If a message hasn't run astray by now, it will be delivered to your inbox, after going through your personal procmail configuration. See below for more information on procmail.
Can I modify the spam filter for my personal e-mail?
The best way to update your spam filter is to train it regularly with any missed spam/ham messages (see above). Any additional filtering has to happen either via procmail, or in your mail client (such as Thunderbird).
We encourage you to use the system-wide spam filter instead of using any local client-side "junk mail" features. While the spam filters in some mail clients can be quite good, they are not as effective as the system-wide filter. Some of our users receive more than 2,000 spam messages per day, and the system-wide filter catches all but one or two per day.
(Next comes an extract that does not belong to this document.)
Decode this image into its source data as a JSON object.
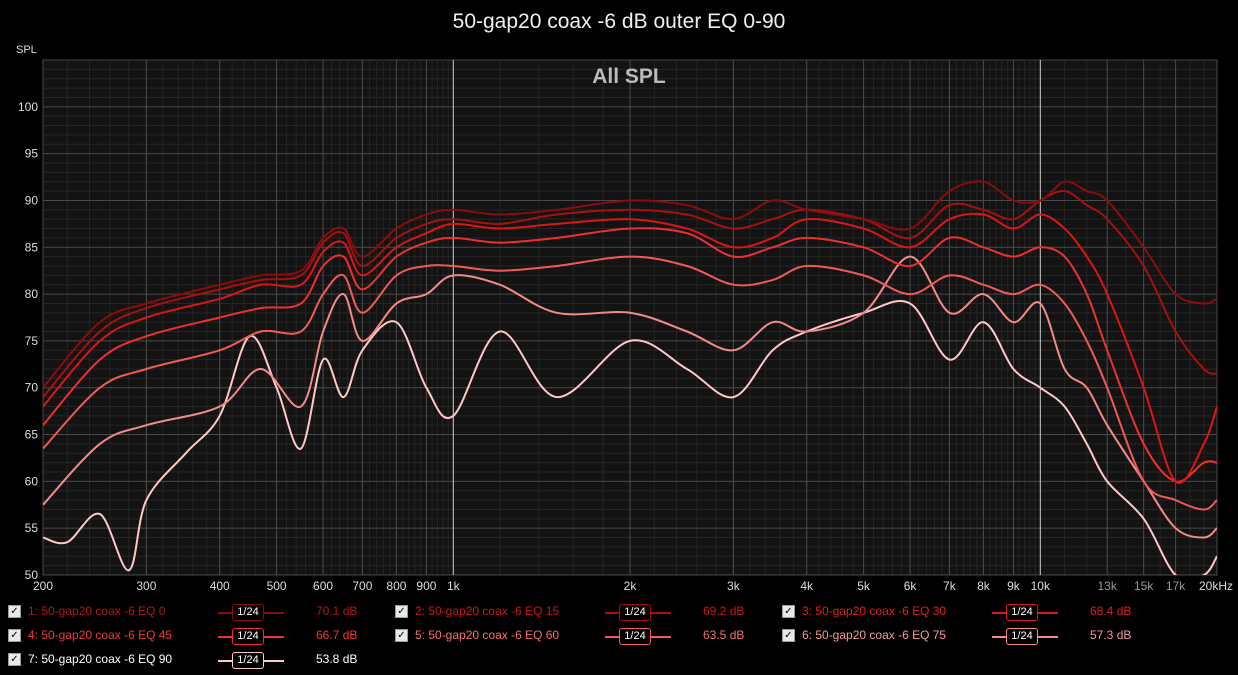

We strongly discourage using the system-wide filter in conjunction with any spam filters on your local mail client. Either opt out of the system-wide filter, or disable your client-side junk mail feature. Using two filters that perform essentially the same type of filtering will eventually result in both filters being less effective than either one would be individually.
How can I configure my mail client to automatically hide/remove any filtered spam?
In a departure from previous systems, our new spam filtering system will automatically hide any messages that are classified as spam. If you receive spam messages in your inbox, you should re-train the spam filter as explained above.
How do I opt out of using the UCO/Lick spam filter?
Log onto any NICS-managed UNIX host, and do:
cd /home/public/username touch .spam.to.inbox
This will cause any messages flagged as spam by dspam to be delivered to your inbox instead of your spam box. This is especially important to do if you are planning to use a client-side junk mail feature instead of our system-wide filter, but be aware that the system-wide filter will continue to insert information in your e-mail headers about its opinion of the message.
How do I configure procmail?
Procmail is enabled by default for all users, though you do not need to configure it unless you are interested in doing so. The default procmail behavior is to perform no additional filtering.
The configuration file that procmail will read when delivering your e-mail is /home/public/username/.procmailrc. This file is only read for messages that are not identified as spam; spam is delivered via an alternate mechanism that usurps your personal procmail configuration. There are a few short examples and pointers in the default file, but more advanced recipes are beyond the scope of both our default file and this document. For more information about procmail, an excellent place to start is the procmail FAQ, and follow the links at the end of their FAQ if you have further questions. Here's a mirror for the FAQ in case the previous link is busted. There's also all kinds of excellent procmail information over at Infinite Ink.
You can also contact NICS if you have questions about procmail, we use it fairly extensively.